Humans tend to look for silver bullet solutions and so far, there really is not such a solution when it comes to zero-carbon energy. That's why we shouldn’t throw all of our money into one technology. My students will sometimes say, why are we not taking these billions of dollars from the Inflation Reduction Act and putting them all toward nuclear energy, for example. We will certainly need nuclear power as one of the zero-carbon technologies moving forward, but there are also downsides, such as cost and waste disposal. Nuclear power plants are very expensive, and we have not been able to build a high-level centralized nuclear waste repository in the United States.

It's the same with wind and solar energy. They're an important solution, but they're very land intensive. If we want to go to zero-carbon with just wind and solar (or wind, solar and geothermal), this infrastructure (plus transmission) will occupy somewhere between 14 and 16 million acres (about the area of West Virginia) of land plus perhaps some offshore space. Humans understandably object to changes to landscapes—and the view from their backyards.  

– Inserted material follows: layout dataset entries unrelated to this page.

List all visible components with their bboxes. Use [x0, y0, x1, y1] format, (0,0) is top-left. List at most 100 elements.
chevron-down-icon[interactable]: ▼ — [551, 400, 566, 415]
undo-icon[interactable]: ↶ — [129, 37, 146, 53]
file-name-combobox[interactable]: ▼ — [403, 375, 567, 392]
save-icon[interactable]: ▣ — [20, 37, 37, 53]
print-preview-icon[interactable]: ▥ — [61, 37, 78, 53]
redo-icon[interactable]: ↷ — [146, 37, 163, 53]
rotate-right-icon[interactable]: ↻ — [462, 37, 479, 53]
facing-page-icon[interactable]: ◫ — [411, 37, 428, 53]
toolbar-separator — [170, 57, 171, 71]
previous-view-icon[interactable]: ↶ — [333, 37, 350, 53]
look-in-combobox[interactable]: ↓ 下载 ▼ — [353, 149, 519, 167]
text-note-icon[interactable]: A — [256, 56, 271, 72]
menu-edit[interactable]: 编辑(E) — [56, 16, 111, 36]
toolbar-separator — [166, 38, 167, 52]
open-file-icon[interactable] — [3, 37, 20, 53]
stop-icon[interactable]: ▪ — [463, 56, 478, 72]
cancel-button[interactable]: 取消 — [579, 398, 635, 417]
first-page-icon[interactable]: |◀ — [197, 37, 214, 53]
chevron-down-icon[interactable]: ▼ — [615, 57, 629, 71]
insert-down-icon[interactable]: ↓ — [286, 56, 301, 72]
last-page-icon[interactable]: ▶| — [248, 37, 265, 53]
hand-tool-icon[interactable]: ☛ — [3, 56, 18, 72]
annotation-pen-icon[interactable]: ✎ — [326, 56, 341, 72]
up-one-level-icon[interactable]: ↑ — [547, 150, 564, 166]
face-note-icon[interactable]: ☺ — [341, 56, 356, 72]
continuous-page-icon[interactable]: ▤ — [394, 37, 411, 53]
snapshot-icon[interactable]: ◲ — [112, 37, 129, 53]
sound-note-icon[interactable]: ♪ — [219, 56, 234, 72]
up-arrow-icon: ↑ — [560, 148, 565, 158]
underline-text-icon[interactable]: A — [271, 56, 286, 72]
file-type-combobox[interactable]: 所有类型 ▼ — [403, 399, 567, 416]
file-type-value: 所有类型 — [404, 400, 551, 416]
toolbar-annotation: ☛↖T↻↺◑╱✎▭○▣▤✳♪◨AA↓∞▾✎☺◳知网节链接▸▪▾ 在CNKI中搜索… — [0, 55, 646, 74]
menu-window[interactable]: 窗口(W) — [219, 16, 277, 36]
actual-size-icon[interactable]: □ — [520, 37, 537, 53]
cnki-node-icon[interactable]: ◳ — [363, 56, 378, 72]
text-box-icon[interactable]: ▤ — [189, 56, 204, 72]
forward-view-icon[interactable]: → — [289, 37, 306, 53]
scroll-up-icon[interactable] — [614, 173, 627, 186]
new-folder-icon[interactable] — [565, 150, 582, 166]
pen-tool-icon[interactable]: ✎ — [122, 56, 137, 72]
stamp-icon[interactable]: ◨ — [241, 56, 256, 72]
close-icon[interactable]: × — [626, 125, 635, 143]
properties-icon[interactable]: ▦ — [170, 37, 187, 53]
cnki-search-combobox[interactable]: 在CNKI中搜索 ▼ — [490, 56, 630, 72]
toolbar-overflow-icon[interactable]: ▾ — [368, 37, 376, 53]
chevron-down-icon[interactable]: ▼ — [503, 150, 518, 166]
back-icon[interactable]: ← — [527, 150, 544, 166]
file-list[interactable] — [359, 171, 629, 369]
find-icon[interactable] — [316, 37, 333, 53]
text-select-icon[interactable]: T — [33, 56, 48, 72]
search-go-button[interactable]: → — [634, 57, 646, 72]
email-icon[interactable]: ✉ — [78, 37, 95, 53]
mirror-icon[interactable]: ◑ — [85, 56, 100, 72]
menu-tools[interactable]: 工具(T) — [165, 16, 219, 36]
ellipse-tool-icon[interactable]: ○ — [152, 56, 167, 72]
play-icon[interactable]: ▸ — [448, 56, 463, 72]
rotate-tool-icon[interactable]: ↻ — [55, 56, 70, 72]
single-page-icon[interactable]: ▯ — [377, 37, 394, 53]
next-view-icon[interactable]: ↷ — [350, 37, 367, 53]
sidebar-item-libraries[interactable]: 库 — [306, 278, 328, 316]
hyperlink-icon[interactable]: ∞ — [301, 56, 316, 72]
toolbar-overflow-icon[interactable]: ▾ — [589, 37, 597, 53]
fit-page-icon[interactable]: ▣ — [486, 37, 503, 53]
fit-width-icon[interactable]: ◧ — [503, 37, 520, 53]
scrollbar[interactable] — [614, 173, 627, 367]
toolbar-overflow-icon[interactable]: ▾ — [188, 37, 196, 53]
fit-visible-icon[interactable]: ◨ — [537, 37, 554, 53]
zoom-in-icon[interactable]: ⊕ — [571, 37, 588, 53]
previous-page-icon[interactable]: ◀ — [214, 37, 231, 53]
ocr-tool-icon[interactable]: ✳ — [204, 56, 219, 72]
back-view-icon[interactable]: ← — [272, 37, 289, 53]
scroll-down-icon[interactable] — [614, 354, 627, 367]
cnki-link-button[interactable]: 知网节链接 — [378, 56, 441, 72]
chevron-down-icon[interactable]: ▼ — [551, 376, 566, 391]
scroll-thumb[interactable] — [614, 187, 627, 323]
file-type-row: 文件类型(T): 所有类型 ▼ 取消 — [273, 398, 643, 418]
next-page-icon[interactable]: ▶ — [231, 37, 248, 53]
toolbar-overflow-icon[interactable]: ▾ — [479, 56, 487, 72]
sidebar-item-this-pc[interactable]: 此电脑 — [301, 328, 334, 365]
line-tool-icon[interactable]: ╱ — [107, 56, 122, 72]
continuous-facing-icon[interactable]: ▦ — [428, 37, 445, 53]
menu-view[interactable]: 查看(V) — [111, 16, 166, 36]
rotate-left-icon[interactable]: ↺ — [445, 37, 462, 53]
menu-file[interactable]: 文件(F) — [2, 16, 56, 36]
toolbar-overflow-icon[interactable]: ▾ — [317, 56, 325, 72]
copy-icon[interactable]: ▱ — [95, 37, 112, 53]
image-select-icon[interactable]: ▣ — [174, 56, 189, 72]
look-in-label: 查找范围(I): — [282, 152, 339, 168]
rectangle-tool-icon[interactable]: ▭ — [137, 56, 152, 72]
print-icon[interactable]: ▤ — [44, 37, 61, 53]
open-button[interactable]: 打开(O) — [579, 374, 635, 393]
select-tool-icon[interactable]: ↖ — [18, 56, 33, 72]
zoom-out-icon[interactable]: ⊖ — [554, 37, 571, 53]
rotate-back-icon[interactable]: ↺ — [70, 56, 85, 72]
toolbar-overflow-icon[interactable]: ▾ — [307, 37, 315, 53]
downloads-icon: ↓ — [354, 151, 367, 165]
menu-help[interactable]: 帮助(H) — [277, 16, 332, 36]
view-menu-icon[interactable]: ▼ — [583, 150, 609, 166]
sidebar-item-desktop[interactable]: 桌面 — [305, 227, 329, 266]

Each solution has its downsides. That's why we need a diversity or portfolio approaches.  

What do you foresee occurring in the legal space with new technologies? 

Some of the new zero- or negative-carbon technologies are going to require many laws and policies to change because we have not done them on a commercial scale before. That's particularly true for geologic carbon sequestration—storage of CO2 in rock formations underground. We don't have a fully developed legal regime for the subsurface of the earth. It's kind of the wild west. We have been using the subsurface for a very long time. There are hundreds of thousands of injection wells already for liquid waste, and almost a million active oil and gas wells. But we haven't been using the subsurface at the scale of carbon injection, where you can have carbon migrating underground hundreds of miles. That is a vast use of the subsurface, and it will require changes to land use, planning, underground property rights, and the statutes that address any risks underground.  

Underground CO2 Sequestration: CO2 injected into wells into porous rock layers below overlying caprock forms trapped disconnected blobs, or mineralizes. Penn State Institutes of Energy and the Environment
Carbon dioxide (CO2) injected into wells into porous rock layers thousands of feet below ground forms trapped, liquified blobs or mineralizes. Site selection is an important challenge in both scenarios. Learn more about the role of porous materials in the energy transition.

Does the structure of government in the U.S. complicate energy development? 

Right now, the assumption is that we're going to be doubling or tripling the amount of transmission lines in the United States, building millions of new acres of solar (and some wind) farms, and injecting carbon into huge storage fields, which are massive endeavors. However, these activities are largely regulated on a state-by-state or even local government basis, which means that states or municipalities can—and often do—just block them. There will need to be some cooperative federal-state regime for siting or locating these transmission lines, with adequate voice for state and local concerns. A similar regime might be needed for carbon storage. For renewable energy siting, state-local regimes that prevent full local bans on renewable energy might be needed. Congress has taken very small steps toward federal control over transmission line siting. But there's not really a feasible policy solution in place yet.  

The federalist system in the United States—which gives states and local governments most control over the location of energy resources and transmission—is a major challenge to energy development. It's also important, though, because it has allowed for important zero-carbon innovations. Most of the zero-carbon efforts that have occurred in the United States until the last few years have been led by state and local governments. The federalist system has value, but it's messy and complex. We need to consider how we can arrange all of these messy actors and move them forward toward a national mission.